Non si tratta semplicemente di fermare la ormai “famosa” Variante 19 del Comune di Asti, ma di mettere in atto un processo di riappropriazione della materia urbanistica da parte dei cittadini e delle loro associazioni. Un esercizio di democrazia partecipata, che dovrebbe attraversare i tradizionali luoghi della politica e le vicende che hanno ridotto la politica urbanistica ad amministrazione dell'esistente per conto della lobby dei costruttori …
Le azioni annunciate dai partecipanti all'assemblea cittadina del movimento “Stop al consumo del territorio” avranno questo senso e in questo senso sono l'annuncio di un agire di persone singole, senza deleghe o rappresentanze di sorta, responsabilmente unite nel proposito di sottrarre il territorio della città a chi persegue interessi esclusivamente mercantili.
Perché gli esiti ambientali e sociali di un tale modo di procedere, oscurando l'interesse pubblico e con l'idea che il territorio fosse una risorsa infinita e all'infinito manipolabile, cominciano a mostrare il loro aspetto negativo, il loro costo insostenibile. E non è detto che non sia già troppo tardi.
Sintetizzando ciò che si osserva su tutto il territorio nazionale: case e terrapieni che crollano al primo acquazzone, cementificazione così estesa da alterare gli equilibri del suolo, negazione del diritto all'abitare per una parte non trascurabile della popolazione, un mercato immobiliare strumento delle più spregiudicate operazioni finanziarie, tutto l'insieme degli eventi intrecciati dalla stessa irresponsabilità sociale e dallo spirito più animale del mercato.
La variante 19 è il distillato di questo modo di procedere. Un uso furbesco dei vincoli del PRG in fatto di capacità insediativa e dotazione di terreni a standard per consentire, evitando ostacoli formali, una pura e semplice compravendita di volumetrie edificabili. Un atto amministrativo necessitato dalla incapacità, o mancanza di volontà politica, di agire una politica urbanistica degna di questo nome. La variante 19 è il distillato di un metodico e ventennale smantellamento di ogni regola, legge e potere pubblico che affermasse in qualche modo una sovranità al di sopra del diritto di proprietà e delle libertà mercantili.
Così l'esaurimento delle aree e il loro costo altissimo, la mancanza di risorse fino all'impossibilità di rinnovare i vincoli delle aree a servizi, vale a dire gli effetti di questo estinguersi del contrasto tra iniziativa economica privata e utilità sociale (art. 41 della Costituzione), vengono ora presentati come vincoli inamovibili, le condizioni per giustificare la cosiddetta “urbanistica contrattata”.

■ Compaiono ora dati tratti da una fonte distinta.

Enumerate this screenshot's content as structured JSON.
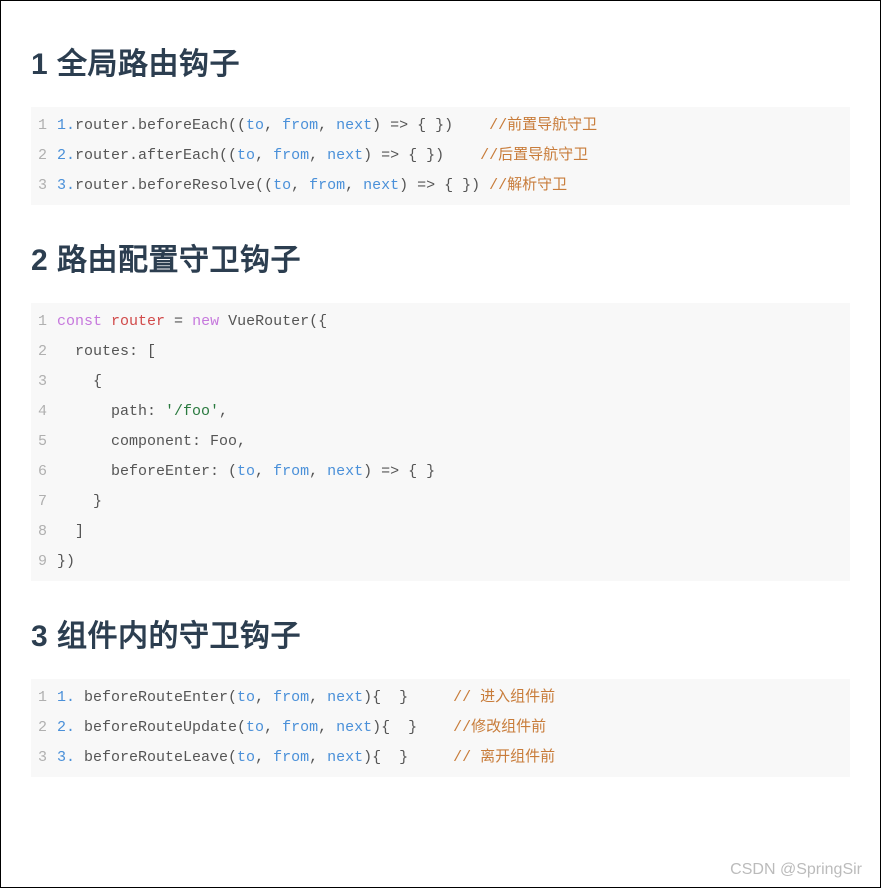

Di che si tratta ? Sono i progetti dei Costruttori che la muovono. All'ente pubblico resta il compito di distribuire “diritti edificatori” in relazione alle necessità del bilancio o in relazione ad altro, che viene comunque dopo, trattato con discrezionalità e a valle dei progetti. Le norme del Prg sono ciò che resta della vecchia idea di programmare con finalità sociali l'uso del territorio. Un impaccio, altrimenti non si spiegherebbe il ricorso continuo a varianti. Insomma, il bandolo della matassa è nelle mani dei Costruttori, dei proprietari di aree, delle corporazioni professionali. Con buona pace dell'architetto Astengo e della sua legge (la 56/77), accolta a suo tempo come un testo di scuola, tutt'ora in vigore ma applicata violandone sistematicamente principi e finalità.
Tornando alla variante 19, svelato il suo meccanismo amministrativo, si tratta di valorizzare l'opposizione che finalmente si è manifestata anche in Consiglio comunale. Documentandosi in primo luogo, nel dettaglio di ciò che è avvenuto almeno nell'ultimo decennio. Sapere quanti manufatti ci sono sul territorio, in che modo ci sono arrivati, quale è il loro uso e il loro stato. Sapere quali soggetti sociali hanno fatto da protagonisti. Tutto questo si deve sapere, comprese le ricadute in termini di occupazione, di salari, di investimenti immobiliari e di bisogni abitativi. Si faranno delle interrogazioni o si manderanno delegazioni del movimento a far domande negli assessorati o in altri enti ? Ci sono un sacco di domande da fare.
Ma la documentazione a tavolino non può essere sostitutiva di un contatto diretto con le realtà territoriali (vedere gli scenari, immaginare quel che è successo, parlare con i cittadini più direttamente coinvolti), diversamente le parole non avranno gambe e passeranno vicino ai fatti senza riconoscerli. L'idea di organizzare una biciclettata o un qualunque trasporto lungo l'itinerario delle aree che sono interessate dalla variante 19, mi sembra una buona idea, come quella di attivare un confronto con la Circoscrizione Asti-Est, la sola, purtroppo, che ha fatto sapere all'amministrazione di non voler rinunciare alle sue aree a standard.